For that, court filings show, they’re calling Kyle Shideler, the director and senior analyst for homeland security and counterterrorism at the Center for Security Policy.
Shideler declined to comment in a brief phone call with TPM, and didn’t respond to an emailed list of questions. The Center for Security Policy also did not respond to an emailed request for comment.
Shideler spent much of his time before 2017 covering a different set of issues entirely: radical Islam and the terrorist threat that it posed. He worked for the Endowment for Middle East Truth, a pro-Israel nonprofit, before he began around 2014 to write for the Center for Security Policy, where Gaffney made a career out of spreading fears of “creeping Sharia” and a supposed plan for “Civilization Jihad”: a fantastical Islamic plot to take over the United States that was briefly cited by Ben Carson at a 2016 presidential debate.
“It’s shocking to me that that’s the best [expert] the government could find.”
Dr. Anne Speckhard, director of the International Center for the Study of Violent Extremism at Georgetown University
Trump’s first term was more focused on Islamophobia, with banning travel from Muslim countries as a key campaign point. But as the term went on, he began to invoke “antifa” as a shadowy movement stoking violence around America to further left-wing goals. During that period, Gaffney also started drawing attention to antifa’s supposed presence in the United States. Shideler began to as well, positioning himself as an expert. And when Trump returned to office, his preoccupation with Islamic extremism faded in favor of his desire to root out “the enemy within.”
In one recent interview with right-wing activist Chris Rufo and far-right publisher Jonathan Keeperman, Shideler described antifa as groups of “autonomous Marxists” and “revolutionary leftists” operating under a “united front.” For Shideler, what’s required is a whole-of-government approach to dismantling antifa, as he laid out in the interview and in an article several days after Kirk’s death.
That description evokes a level of organization which apparently conflicts with what an FBI agent said during a probable cause hearing in the case. There, he described antifa as “loosely organized,” “a decentralized anarchist mindset,” and an “ideology.”
“It is an ideology that these people believe in, and those who self-identify as it practice this in a lot of aspects of their life,” he said.
That, in turn, raises deeply troubling questions. It suggests that FBI agents in the case may be regarding adherence to what they imagine as antifa as itself worthy of investigation, conflating belief or association with criminal conduct. For Shideler, “antifa” often seems broad enough to encompass a range of conduct, from peaceful protests to planned violence against law enforcement.

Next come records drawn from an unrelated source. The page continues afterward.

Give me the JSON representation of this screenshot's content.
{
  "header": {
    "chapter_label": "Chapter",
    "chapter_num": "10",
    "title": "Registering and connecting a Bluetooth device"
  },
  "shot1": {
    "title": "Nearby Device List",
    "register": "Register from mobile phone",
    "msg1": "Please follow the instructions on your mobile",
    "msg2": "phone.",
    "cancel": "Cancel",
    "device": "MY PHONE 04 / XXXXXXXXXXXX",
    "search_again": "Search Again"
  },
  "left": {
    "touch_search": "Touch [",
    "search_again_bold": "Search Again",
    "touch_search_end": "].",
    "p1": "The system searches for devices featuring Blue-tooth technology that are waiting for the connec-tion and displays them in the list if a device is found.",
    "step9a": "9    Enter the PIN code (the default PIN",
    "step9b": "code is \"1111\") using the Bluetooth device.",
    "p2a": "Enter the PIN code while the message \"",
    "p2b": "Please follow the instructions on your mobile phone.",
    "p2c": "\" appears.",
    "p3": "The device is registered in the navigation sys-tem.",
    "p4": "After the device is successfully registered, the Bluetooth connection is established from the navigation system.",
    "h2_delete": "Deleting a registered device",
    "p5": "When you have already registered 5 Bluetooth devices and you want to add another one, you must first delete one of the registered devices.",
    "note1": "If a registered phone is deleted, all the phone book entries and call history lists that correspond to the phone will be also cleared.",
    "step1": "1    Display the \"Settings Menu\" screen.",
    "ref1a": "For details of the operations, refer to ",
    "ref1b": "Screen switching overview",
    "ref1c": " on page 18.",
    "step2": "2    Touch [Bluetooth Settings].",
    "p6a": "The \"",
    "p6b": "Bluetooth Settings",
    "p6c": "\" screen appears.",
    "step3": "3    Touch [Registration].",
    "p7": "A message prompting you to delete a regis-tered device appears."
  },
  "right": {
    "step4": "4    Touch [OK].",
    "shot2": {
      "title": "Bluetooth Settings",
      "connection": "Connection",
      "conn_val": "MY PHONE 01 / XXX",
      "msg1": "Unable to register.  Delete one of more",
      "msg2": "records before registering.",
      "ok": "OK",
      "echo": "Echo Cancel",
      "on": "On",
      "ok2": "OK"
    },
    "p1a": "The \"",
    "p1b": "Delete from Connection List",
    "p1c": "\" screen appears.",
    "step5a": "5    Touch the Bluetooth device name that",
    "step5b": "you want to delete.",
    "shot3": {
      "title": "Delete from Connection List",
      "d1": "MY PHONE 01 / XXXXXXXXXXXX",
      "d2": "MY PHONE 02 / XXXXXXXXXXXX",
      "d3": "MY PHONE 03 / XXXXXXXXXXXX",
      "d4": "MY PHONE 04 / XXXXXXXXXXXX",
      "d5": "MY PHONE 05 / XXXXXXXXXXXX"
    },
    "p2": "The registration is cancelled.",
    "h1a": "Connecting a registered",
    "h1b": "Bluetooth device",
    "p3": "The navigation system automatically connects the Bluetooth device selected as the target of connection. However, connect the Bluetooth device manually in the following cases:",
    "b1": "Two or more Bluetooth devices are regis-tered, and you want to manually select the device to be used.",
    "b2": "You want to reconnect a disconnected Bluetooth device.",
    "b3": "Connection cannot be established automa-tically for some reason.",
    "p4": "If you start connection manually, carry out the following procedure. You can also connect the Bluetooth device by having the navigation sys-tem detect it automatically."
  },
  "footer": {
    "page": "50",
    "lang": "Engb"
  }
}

“Just because a network is decentralized and non-hierarchical does not mean that it’s not an organization for purposes of criminal or other statutes and that does not mean that they do not exist,” Shideler said on a podcast in October. He added that the “problem we have right now is that our federal law enforcement officers have not done that background work.”
Mark Bray, a Rutgers professor who has written extensively about antifa and fled to Spain last year after local right-wing activists targeted him for supposed ties to the group, told TPM that this vagueness over what antifa is allows for more leeway in pursuing it.
“It’s worth asking whether they’re struggling to define it or whether that’s part of the whole shtick,” he remarked. Bray told TPM that he had been retained by another defendant’s legal team in the Prairieland case as an expert witness on antifa.
Other experts in the case told TPM that they were surprised to see Shideler — or anyone affiliated with the Center for Security Policy — called as the government’s expert.
“It’s shocking to me that that’s the best government could find,” Dr. Anne Speckhard, a psychiatrist who studies terrorists and who is being called by the defense as another antifa expert witness, told TPM.